The median birth weight for all resident births in 2000 was 3,430 grams (7 pounds 9 ounces). Low birth weight infants are those born weighing less than 2,500 grams (5 pounds 8 ounces). They are much more likely than heavier babies to suffer short and long term disabilities, and to die in infancy. In 2000, 6.1 percent of Vermont resident births were low birth weight (Table B-16) and 1.1 percent were very low birth weight (less than 1,500 grams or 3 pounds 5 ounces). The U.S. white low birth weight rate for 2000 was 6.5 percent. The Vermont low birth weight and very low birth weight rates remain above the Healthy Vermonters 2010 goals of 5.0 percent and 0.9 percent, respectively.

Low birth weight rates vary by age groups: in Vermont in 2000, the low birth weight rate among women under age 20 was 8.8 percent compared to 6.2 percent of births among women age 20-29 and 5.6 percent of births among women age 30 or older.

Infant birth weight is also positively associated with maternal weight gain: mothers who do not gain adequate weight during pregnancy are more likely to deliver low birth weight infants. On the other hand, there are risks associated with gaining too much weight including delivery complications, maternal and infant obesity. Although the weight gained by 18.4 percent of Vermont mothers in 2000 fell below the range recommended by the American College of Obstetricians and Gynecologists, 49 percent gained above the recommended range (Table B-31).

But the single most important preventable risk factor for low birth weight is smoking during pregnancy.
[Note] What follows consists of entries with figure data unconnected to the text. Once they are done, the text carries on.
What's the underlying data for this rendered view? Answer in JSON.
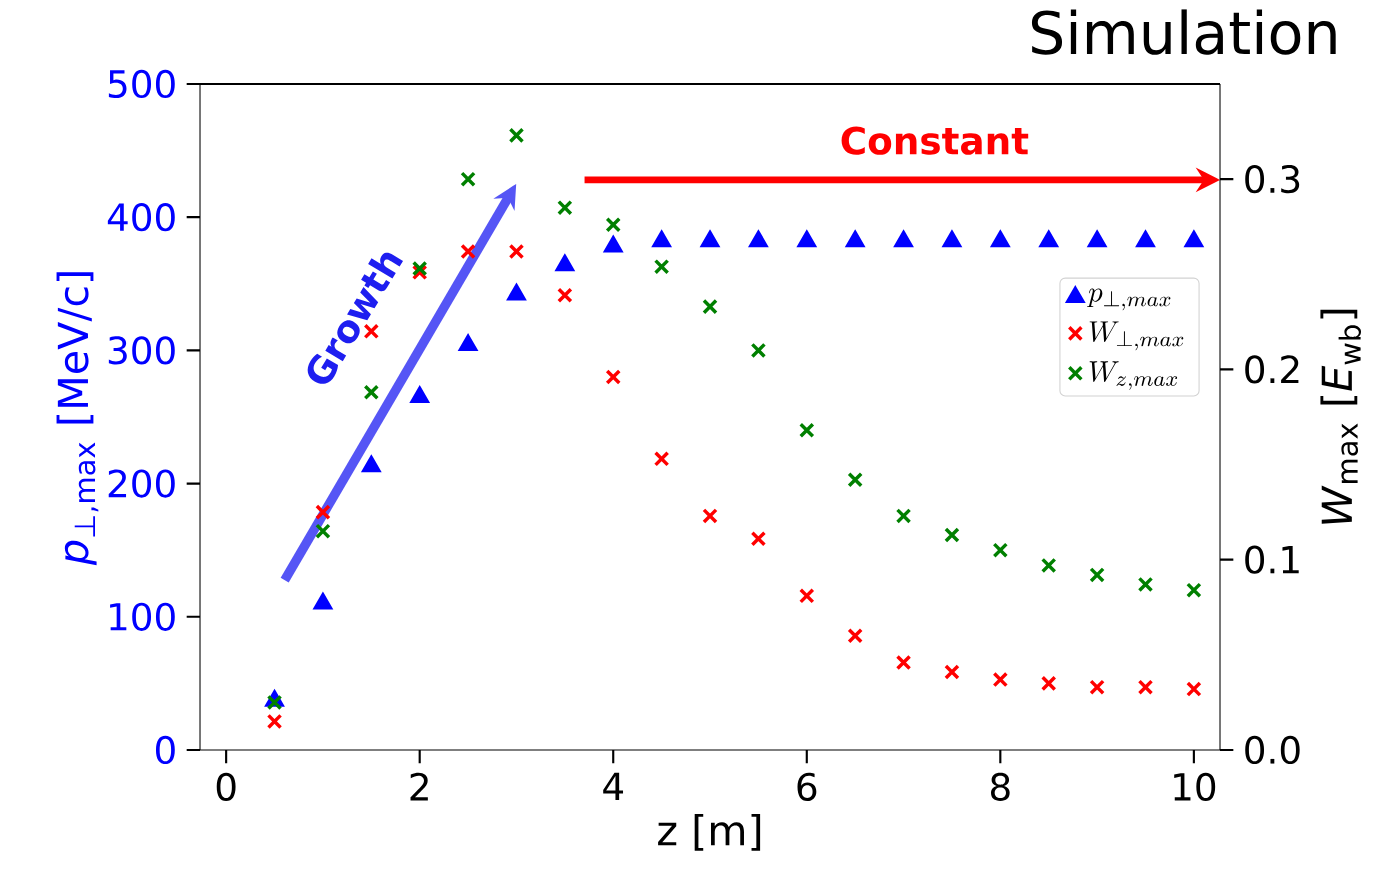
{
  "chart_data": {
    "type": "scatter",
    "title": "Simulation",
    "xlabel": "z [m]",
    "ylabel": "*p*$_{⊥,max}$ [MeV/c]",
    "y2label": "*W*$_{max}$ [*E*$_{wb}$]",
    "annotations": [
      "Growth",
      "Constant"
    ],
    "x": [
      0.5,
      1.0,
      1.5,
      2.0,
      2.5,
      3.0,
      3.5,
      4.0,
      4.5,
      5.0,
      5.5,
      6.0,
      6.5,
      7.0,
      7.5,
      8.0,
      8.5,
      9.0,
      9.5,
      10.0
    ],
    "series": [
      {
        "name": "p_{\\perp, max}",
        "color": "#0000ff",
        "marker": "triangle",
        "values": [
          37,
          110,
          213,
          265,
          304,
          342,
          364,
          378,
          382,
          382,
          382,
          382,
          382,
          382,
          382,
          382,
          382,
          382,
          382,
          382
        ]
      },
      {
        "name": "W_{\\perp, max}",
        "color": "#ff0000",
        "marker": "cross",
        "axis": "y2",
        "values": [
          0.015,
          0.125,
          0.22,
          0.251,
          0.262,
          0.262,
          0.239,
          0.196,
          0.153,
          0.123,
          0.111,
          0.081,
          0.06,
          0.046,
          0.041,
          0.037,
          0.035,
          0.033,
          0.033,
          0.032
        ]
      },
      {
        "name": "W_{z, max}",
        "color": "#008000",
        "marker": "cross",
        "axis": "y2",
        "values": [
          0.025,
          0.115,
          0.188,
          0.253,
          0.3,
          0.323,
          0.285,
          0.276,
          0.254,
          0.233,
          0.21,
          0.168,
          0.142,
          0.123,
          0.113,
          0.105,
          0.097,
          0.092,
          0.087,
          0.084
        ]
      }
    ],
    "xlim": [
      -0.27,
      10.27
    ],
    "xticks": [
      0,
      2,
      4,
      6,
      8,
      10
    ],
    "ylim": [
      0,
      500
    ],
    "yticks": [
      0,
      100,
      200,
      300,
      400,
      500
    ],
    "y2lim": [
      0,
      0.35
    ],
    "y2ticks": [
      {
        "value": 0,
        "label": "0.0"
      },
      {
        "value": 0.1,
        "label": "0.1"
      },
      {
        "value": 0.2,
        "label": "0.2"
      },
      {
        "value": 0.3,
        "label": "0.3"
      }
    ],
    "grid": false,
    "legend": "right"
  }
}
The low birth weight rate among women who smoked cigarettes during their pregnancy was 9.3 percent compared to 5.3 percent among women who did not smoke during pregnancy (Table B-28). About one in five women reported smoking during their pregnancy in 2000, and among those who smoked before pregnancy or during the first trimester, 22.3 percent quit.
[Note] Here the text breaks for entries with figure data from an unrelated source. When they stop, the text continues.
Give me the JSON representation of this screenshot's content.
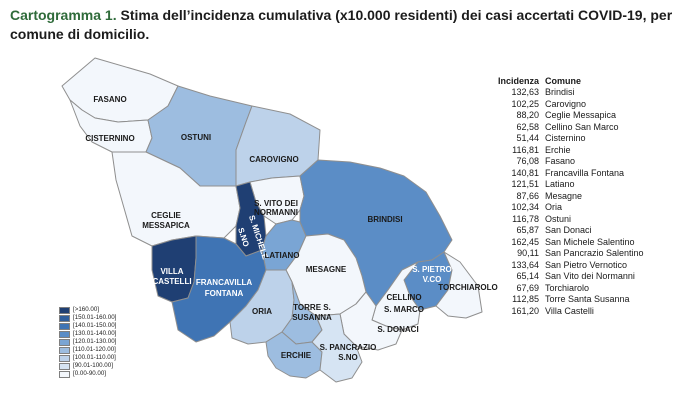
{
  "title": {
    "label": "Cartogramma 1.",
    "text": "Stima dell’incidenza cumulativa (x10.000 residenti) dei casi accertati COVID-19, per comune di domicilio."
  },
  "colors": {
    "c_gt160": "#1f3f73",
    "c_150_160": "#2f5e9c",
    "c_140_150": "#3f74b4",
    "c_130_140": "#5b8dc6",
    "c_120_130": "#7aa5d4",
    "c_110_120": "#9dbde0",
    "c_100_110": "#bdd2ea",
    "c_90_100": "#d6e4f3",
    "c_0_90": "#f3f7fc"
  },
  "legend": [
    {
      "label": "[>160.00]",
      "color": "#1f3f73"
    },
    {
      "label": "[150.01-160.00]",
      "color": "#2f5e9c"
    },
    {
      "label": "[140.01-150.00]",
      "color": "#3f74b4"
    },
    {
      "label": "[130.01-140.00]",
      "color": "#5b8dc6"
    },
    {
      "label": "[120.01-130.00]",
      "color": "#7aa5d4"
    },
    {
      "label": "[110.01-120.00]",
      "color": "#9dbde0"
    },
    {
      "label": "[100.01-110.00]",
      "color": "#bdd2ea"
    },
    {
      "label": "[90.01-100.00]",
      "color": "#d6e4f3"
    },
    {
      "label": "[0.00-90.00]",
      "color": "#f3f7fc"
    }
  ],
  "table": {
    "header_incidence": "Incidenza",
    "header_comune": "Comune",
    "rows": [
      {
        "value": "132,63",
        "comune": "Brindisi"
      },
      {
        "value": "102,25",
        "comune": "Carovigno"
      },
      {
        "value": "88,20",
        "comune": "Ceglie Messapica"
      },
      {
        "value": "62,58",
        "comune": "Cellino San Marco"
      },
      {
        "value": "51,44",
        "comune": "Cisternino"
      },
      {
        "value": "116,81",
        "comune": "Erchie"
      },
      {
        "value": "76,08",
        "comune": "Fasano"
      },
      {
        "value": "140,81",
        "comune": "Francavilla Fontana"
      },
      {
        "value": "121,51",
        "comune": "Latiano"
      },
      {
        "value": "87,66",
        "comune": "Mesagne"
      },
      {
        "value": "102,34",
        "comune": "Oria"
      },
      {
        "value": "116,78",
        "comune": "Ostuni"
      },
      {
        "value": "65,87",
        "comune": "San Donaci"
      },
      {
        "value": "162,45",
        "comune": "San Michele Salentino"
      },
      {
        "value": "90,11",
        "comune": "San Pancrazio Salentino"
      },
      {
        "value": "133,64",
        "comune": "San Pietro Vernotico"
      },
      {
        "value": "65,14",
        "comune": "San Vito dei Normanni"
      },
      {
        "value": "67,69",
        "comune": "Torchiarolo"
      },
      {
        "value": "112,85",
        "comune": "Torre Santa Susanna"
      },
      {
        "value": "161,20",
        "comune": "Villa Castelli"
      }
    ]
  },
  "map_labels": {
    "fasano": "FASANO",
    "cisternino": "CISTERNINO",
    "ostuni": "OSTUNI",
    "carovigno": "CAROVIGNO",
    "ceglie_1": "CEGLIE",
    "ceglie_2": "MESSAPICA",
    "svito_1": "S. VITO DEI",
    "svito_2": "NORMANNI",
    "smichele_1": "S. MICHELE",
    "smichele_2": "S.NO",
    "brindisi": "BRINDISI",
    "villa_1": "VILLA",
    "villa_2": "CASTELLI",
    "latiano": "LATIANO",
    "mesagne": "MESAGNE",
    "spietro_1": "S. PIETRO",
    "spietro_2": "V.CO",
    "torchiarolo": "TORCHIAROLO",
    "francavilla_1": "FRANCAVILLA",
    "francavilla_2": "FONTANA",
    "oria": "ORIA",
    "torre_1": "TORRE S.",
    "torre_2": "SUSANNA",
    "cellino_1": "CELLINO",
    "cellino_2": "S. MARCO",
    "sdonaci": "S. DONACI",
    "erchie": "ERCHIE",
    "spancrazio_1": "S. PANCRAZIO",
    "spancrazio_2": "S.NO"
  }
}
Early, comprehensive, and high quality prenatal care is essential for a healthy pregnancy and birth. Through prenatal care, pregnant women are screened for medical conditions and counseled on nutrition, behavioral risks (such as using tobacco and alcohol), and domestic violence.

In 2000, 88.4 percent of the babies were born to mothers who began prenatal care in the first three months of pregnancy (Table B-20). The Healthy Vermonters 2010 goal for first trimester prenatal care is 90 percent. The percentage of women receiving first trimester prenatal care has been increasing, slowly but steadily since 1987. Eighty-five percent of U.S. white births in 2000 were to women who began prenatal care in the first trimester.

The proportion of births in 2000 to Vermont mothers who delayed care to the third trimester or received no prenatal care was 2.0 percent, down slightly from 1999. The proportion of women receiving late or no prenatal care in 2000 was 3.3 percent for U.S. white mothers. As in previous years, the age of the mother is closely associated with the time of entry to prenatal care with young women seeking care later than older women.


Of the births in 2000, 70.1 percent of mothers had no reported medical risk factors for pregnancy (Table B-29). Of those with medical risk factors reported, the most common were pregnancy-associated hypertension, diabetes, previous pre-term or small-for-gestational-age infant, uterine bleeding, acute or chronic lung disease. In 2000, 58.0 percent of births had no complications of labor and/or delivery reported. Of those with complications, the most common complications of labor and/or delivery were meconium, dysfunctional labor, prolonged labor, fetal distress, and premature rupture of membrane.


Of babies born in Vermont hospitals in 2000, 17.9 percent were delivered by cesarean section (Table B-27) compared to 22.8 percent for U.S. white women in 2000. The primary cesarean section rate was 13.3 percent in Vermont for 2000, compared to 15.9 percent for white mothers nationally in 2000. Of mothers delivering in Vermont hospitals in 2000 who had a previous delivery by cesarean section, 40.6 percent had vaginal births, compared to 20.4 percent for U.S. white mothers in 2000.